El resultado es que tenemos un Estado cada vez más caro, que gasta lo que no tiene y paga con más deuda hasta los intereses de la deuda previa y que está llegando, en su pasmosa ineficiencia e irresponsabilidad, a recaudar menos cobrando cada vez más, como lo mostró aquí el reciente artículo de Rotellar. Siempre me ha parecido una enorme paradoja que los españoles, que, en general, somos tan altruistas con hijos y nietos los estemos cargando con una deuda pública inasumible que, con seguridad, les complicará mucho la vida, porque el carácter inocuo del déficit y de la deuda es una de esas mentiras bien asentadas de las que ya nadie duda.
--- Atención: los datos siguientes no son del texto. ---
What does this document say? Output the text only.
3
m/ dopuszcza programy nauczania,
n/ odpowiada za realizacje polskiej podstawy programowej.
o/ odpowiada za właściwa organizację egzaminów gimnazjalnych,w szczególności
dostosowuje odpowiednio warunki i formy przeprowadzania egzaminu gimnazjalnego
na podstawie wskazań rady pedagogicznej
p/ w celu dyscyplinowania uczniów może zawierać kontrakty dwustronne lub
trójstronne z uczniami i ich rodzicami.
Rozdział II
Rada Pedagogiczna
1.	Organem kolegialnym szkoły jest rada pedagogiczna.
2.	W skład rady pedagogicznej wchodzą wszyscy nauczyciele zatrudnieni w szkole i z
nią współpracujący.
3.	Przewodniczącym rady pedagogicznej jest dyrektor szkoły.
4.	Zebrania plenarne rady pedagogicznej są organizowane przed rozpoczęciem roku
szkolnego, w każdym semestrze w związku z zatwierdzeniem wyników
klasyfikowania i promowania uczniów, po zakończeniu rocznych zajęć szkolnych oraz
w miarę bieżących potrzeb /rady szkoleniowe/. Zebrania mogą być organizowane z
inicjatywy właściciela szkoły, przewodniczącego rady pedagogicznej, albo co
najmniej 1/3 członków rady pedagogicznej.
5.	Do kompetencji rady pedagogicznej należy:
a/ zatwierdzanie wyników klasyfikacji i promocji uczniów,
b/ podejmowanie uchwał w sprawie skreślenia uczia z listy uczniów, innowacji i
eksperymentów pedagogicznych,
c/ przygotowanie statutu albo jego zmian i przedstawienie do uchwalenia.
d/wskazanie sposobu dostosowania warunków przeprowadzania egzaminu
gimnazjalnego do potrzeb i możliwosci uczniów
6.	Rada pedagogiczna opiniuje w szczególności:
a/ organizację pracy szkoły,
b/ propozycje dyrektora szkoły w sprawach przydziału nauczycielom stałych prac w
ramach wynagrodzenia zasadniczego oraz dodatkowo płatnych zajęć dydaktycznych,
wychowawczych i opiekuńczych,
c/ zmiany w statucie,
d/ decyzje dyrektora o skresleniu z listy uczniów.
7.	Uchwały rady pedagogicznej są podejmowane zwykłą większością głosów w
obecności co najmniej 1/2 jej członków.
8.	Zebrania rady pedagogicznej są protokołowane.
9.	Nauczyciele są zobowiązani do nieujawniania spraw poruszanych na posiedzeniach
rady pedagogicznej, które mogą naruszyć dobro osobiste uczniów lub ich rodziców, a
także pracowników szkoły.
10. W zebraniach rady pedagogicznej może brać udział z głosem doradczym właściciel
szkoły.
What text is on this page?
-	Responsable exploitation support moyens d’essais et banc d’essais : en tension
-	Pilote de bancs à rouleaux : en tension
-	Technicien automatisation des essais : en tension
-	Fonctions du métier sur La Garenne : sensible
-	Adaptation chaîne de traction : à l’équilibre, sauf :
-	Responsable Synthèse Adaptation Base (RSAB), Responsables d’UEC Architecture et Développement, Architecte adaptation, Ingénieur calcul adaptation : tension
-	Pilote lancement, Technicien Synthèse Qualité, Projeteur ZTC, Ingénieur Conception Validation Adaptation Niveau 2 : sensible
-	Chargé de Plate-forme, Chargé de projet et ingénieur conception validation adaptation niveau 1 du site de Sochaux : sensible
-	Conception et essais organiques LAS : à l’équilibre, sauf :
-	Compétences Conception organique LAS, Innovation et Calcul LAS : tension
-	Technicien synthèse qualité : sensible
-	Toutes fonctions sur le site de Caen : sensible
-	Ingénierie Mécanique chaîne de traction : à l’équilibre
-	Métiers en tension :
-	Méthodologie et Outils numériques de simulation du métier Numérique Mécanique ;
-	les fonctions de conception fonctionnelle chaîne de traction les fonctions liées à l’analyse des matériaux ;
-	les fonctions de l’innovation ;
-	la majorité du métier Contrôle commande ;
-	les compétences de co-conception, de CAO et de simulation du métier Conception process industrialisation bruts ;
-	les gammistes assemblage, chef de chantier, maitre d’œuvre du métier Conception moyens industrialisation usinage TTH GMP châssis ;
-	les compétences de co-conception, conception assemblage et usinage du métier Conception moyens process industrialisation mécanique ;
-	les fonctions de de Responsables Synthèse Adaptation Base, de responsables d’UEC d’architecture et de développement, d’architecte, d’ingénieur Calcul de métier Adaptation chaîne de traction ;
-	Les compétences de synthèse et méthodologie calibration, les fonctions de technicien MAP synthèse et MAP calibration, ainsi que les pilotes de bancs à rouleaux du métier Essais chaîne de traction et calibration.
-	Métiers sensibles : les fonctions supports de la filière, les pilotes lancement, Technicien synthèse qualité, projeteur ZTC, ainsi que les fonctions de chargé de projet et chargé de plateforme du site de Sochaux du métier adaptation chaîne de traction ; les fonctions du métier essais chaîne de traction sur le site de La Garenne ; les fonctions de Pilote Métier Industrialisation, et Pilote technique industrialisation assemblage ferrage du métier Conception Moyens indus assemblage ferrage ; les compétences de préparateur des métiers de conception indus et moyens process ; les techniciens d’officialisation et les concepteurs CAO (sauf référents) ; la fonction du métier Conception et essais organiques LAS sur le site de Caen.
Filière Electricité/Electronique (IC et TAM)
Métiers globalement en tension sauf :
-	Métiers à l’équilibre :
Escribió Antonio Machado que por falta de fantasía se miente más de la cuenta, que también la verdad se inventa, claro es que habría que recordar que inventar significa lo mismo que encontrar y que es imposible encontrar lo que no se busca. Eso nos pasa, que no buscamos nada, que nos conformamos con facilidad creciente con la dieta informativa que establecen los políticos y que secundan con perruna fidelidad los que se tiene por grandes medios.
Acabo de leer, por ejemplo, que Feijóo se propone patearse España para mostrar a todos que él comparte su general indignación. No dudo que haya motivos para cabrearse en serio con el Gobierno, pero no tengo tan claro que esa indignación de la que habla el líder del PP sea un estado de ánimo tan general, entre otras cosas porque las mentiras bien hormigonadas de la izquierda han sido capaces de hacer preferible la continuidad de Sánchez al asentamiento de Feijóo. Miedo me da, incluso, que mucha gente acabe creyendo que lo que pretende el PP es que le compren su indignación, esta sí indudable.
Luchar contra bien trabados muros de mentiras exige mucho pico y mucha pala, pero, sobre todo, requiere de un programa capaz de disolver las mentiras políticas bien compradas por una mayoría pequeña, pero mayor que su contraria. Cabe que los excesos de Sánchez acaben como en el chiste de los ladrones y el mudo de la banda al que querían privar de su parte del botín porque suponían que no se enteraba, lo que le obligó a alzar la voz para quejarse del reparto abusivo. La analogía con el chiste permite subrayar que si los triles de Sánchez no fueron motivo suficiente para investir a Feijóo, resulte arriesgado suponer que sucesivas fechorías, inanes hasta el momento, acaben por servir para derogar a Sánchez en un futuro más o menos inmediato… aunque no se altere ni una coma en el relato del PP.
Se supone que la democracia que recibió el apoyo entusiasta de los españoles durante la transición debiera servir para algo más que para legitimar el sistema de gobierno. Desde 2006, como poco, nuestra democracia está teniendo un rendimiento muy deficiente, porque lejos de que la sociedad española consiga progresar económicamente vamos en la dirección contraria. La izquierda consigue ocultar esta pérdida tan grave con supuestos avances que muchas veces no son sino magia verbal, como pasar, el ejemplo es muy reciente, de disminuidos a personas con discapacidades en el texto constitucional no sin antes añadir que se garantiza a todos ellos la plena autonomía personal (¿habremos obrado un milagro?), si bien se aclara que se atenderán particularmente las necesidades específicas de las mujeres y los menores, una pura maravilla, la igualdad sigue progresando.
Frente a tanta moralina con palabras gastadas pero que circulan, alguien debería asumir la obligación de proponer novedades contantes y sonantes, de decir cómo se puede recuperar la senda de crecimiento con progresos reales e inequívocos y explicarnos cómo lo piensan hacer, sin que tengamos que conformarnos con una democracia que parece haberse quedado sin otro objeto que investir a alguien para que tenga la oportunidad de disimular su incompetencia y así hasta que acabemos por hartarnos de verdad.